The Reagan administration tax proposals for fiscal 1983 and 1984 will take back more than half the cut in corporate income taxes approved in the Economic Recovery Act as an incentive to business investment.
To spur investment, the administration last year won approval of legislation reducing corporate income taxes by $13.6 billion in fiscal year 1983, primarily by giving business a sharply accelerated depreciation schedule.
But now, faced with mounting deficits, the administration has proposed tax hikes that would increase corporate income taxes in 1983 by $9.1 billion.
Similarly, in 1984, the Reagan proposals would function to increase corporate income taxes by a total of $16.1 billion, far more than half the $21.6 billion business income tax cut enacted in the 1981 legislation.
These are part of a package of tax hikes, Internal Revenue Service regulation changes and user fees designed to raise totals of $12.8 billion in 1983, $19.3 billion in 1984 and $22.5 in 1985.
Even before their introduction, however, nearly every part of this package is in serious trouble in Congress. While Senate Republicans and House Democrats may be willing to raise revenues even more than the administration has suggested, key leaders on both sides of the aisle have indicated little willingness to support many of the specifics outlined by President Reagan.
The major elements of the program are:
* An end to what are known as the "completed contract" regulations, under which major builders and weapons contractors are able to postpone income tax payments until a contract is received. The administration would require that taxes be paid either on the basis of the percentage of the contract completed or on the basis of progress payments.
It may be that this change, which would produce $8.3 billion over two years, could be achieved through regulation, and not require legislation. It is sure to anger the defense industry and major contractors.
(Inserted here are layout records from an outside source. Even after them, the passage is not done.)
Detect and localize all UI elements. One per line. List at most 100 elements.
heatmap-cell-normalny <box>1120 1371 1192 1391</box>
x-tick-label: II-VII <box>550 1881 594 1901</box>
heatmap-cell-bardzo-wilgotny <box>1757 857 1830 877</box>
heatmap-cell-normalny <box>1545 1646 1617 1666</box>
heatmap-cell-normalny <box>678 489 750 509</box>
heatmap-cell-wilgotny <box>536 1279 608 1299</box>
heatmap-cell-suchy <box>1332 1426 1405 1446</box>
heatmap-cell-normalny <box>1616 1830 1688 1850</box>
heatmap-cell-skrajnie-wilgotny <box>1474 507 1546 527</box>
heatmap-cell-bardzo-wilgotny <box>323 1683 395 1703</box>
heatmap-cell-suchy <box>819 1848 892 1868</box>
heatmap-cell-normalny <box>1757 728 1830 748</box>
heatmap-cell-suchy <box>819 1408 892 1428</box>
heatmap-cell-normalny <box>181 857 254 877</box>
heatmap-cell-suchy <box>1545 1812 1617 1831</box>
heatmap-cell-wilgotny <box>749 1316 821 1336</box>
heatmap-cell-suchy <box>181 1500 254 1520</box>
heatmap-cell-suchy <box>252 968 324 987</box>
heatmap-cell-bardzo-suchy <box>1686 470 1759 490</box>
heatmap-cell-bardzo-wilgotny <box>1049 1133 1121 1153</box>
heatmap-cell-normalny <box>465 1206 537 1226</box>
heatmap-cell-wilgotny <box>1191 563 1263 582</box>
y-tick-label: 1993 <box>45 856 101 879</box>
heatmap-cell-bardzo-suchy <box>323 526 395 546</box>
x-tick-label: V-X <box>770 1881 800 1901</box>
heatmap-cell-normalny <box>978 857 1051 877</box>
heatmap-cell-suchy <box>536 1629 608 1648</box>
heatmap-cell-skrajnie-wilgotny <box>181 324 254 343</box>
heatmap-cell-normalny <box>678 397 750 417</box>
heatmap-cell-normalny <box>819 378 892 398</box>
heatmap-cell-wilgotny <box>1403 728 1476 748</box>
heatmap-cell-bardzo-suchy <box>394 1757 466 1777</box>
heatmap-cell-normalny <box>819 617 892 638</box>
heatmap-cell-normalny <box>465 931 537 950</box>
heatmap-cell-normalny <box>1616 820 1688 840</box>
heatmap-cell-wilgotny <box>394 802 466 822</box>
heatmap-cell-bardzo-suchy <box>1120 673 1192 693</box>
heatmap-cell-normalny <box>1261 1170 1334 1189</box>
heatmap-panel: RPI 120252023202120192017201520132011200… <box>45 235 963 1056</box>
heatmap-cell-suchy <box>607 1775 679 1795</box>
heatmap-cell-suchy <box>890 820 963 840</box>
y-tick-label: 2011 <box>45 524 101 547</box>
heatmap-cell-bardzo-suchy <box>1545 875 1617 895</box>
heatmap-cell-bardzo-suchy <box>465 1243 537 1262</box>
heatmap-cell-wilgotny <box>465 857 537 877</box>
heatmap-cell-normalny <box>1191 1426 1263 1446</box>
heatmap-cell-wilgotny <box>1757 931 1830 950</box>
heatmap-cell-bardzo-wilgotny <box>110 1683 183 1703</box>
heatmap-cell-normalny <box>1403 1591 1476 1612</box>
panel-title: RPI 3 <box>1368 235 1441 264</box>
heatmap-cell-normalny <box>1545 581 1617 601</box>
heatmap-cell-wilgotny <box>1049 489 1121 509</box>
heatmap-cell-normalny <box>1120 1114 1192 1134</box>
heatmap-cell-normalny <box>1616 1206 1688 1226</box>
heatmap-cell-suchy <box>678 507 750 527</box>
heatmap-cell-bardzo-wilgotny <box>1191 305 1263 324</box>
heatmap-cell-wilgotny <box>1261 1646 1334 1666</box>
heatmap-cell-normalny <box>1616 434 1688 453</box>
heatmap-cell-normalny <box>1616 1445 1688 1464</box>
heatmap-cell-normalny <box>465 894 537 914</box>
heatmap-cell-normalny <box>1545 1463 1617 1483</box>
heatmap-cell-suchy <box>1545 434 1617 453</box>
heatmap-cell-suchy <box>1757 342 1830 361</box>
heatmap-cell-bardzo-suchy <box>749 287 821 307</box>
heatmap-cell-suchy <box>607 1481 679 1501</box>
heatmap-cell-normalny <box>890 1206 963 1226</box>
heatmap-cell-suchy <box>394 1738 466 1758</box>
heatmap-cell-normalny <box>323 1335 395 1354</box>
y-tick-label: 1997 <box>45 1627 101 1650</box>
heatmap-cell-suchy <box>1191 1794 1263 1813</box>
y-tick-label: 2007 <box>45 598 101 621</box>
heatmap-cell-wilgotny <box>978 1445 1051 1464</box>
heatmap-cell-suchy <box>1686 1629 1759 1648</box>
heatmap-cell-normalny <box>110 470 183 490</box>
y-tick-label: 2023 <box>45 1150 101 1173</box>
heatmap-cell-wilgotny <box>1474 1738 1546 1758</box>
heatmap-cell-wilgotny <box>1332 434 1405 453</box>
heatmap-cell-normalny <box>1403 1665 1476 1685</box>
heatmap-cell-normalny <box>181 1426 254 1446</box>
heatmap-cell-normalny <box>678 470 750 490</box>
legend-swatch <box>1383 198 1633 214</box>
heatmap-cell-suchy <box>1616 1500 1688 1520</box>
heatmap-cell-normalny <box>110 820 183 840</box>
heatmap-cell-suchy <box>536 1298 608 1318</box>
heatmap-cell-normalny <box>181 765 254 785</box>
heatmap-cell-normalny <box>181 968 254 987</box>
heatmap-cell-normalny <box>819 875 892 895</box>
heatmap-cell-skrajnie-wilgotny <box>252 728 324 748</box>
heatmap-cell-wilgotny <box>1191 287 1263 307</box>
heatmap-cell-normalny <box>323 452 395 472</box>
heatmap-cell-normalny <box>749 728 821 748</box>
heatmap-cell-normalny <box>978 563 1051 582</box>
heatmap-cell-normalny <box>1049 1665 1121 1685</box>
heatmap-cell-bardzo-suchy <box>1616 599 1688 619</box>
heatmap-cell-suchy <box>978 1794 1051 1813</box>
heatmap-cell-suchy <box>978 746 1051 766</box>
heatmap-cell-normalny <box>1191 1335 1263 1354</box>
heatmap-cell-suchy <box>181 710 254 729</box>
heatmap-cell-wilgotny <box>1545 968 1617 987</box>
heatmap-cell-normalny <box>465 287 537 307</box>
* Elimination of the corporate "add on" minimum tax, replacing it with an alternative corporate tax applying to businesses that use sections of the tax code to reduce liabilities to little or nothing. The administration proposal, which some members of Congress would like to expand, would raise $6.9 billion over two years.
* Three smaller tax proposals--restrictions on industrial revenue bonds, elimination of a special break available to the life insurance industry and elimination of a corporate amortization rate on interest and taxes for commercial construction--would raise a total of $5.6 billion through 1984.
* A 5 percent withholding rate on interest and dividends, a 5,000-person increase in the enforcement staff of the IRS and acceleration of corporate income tax payments.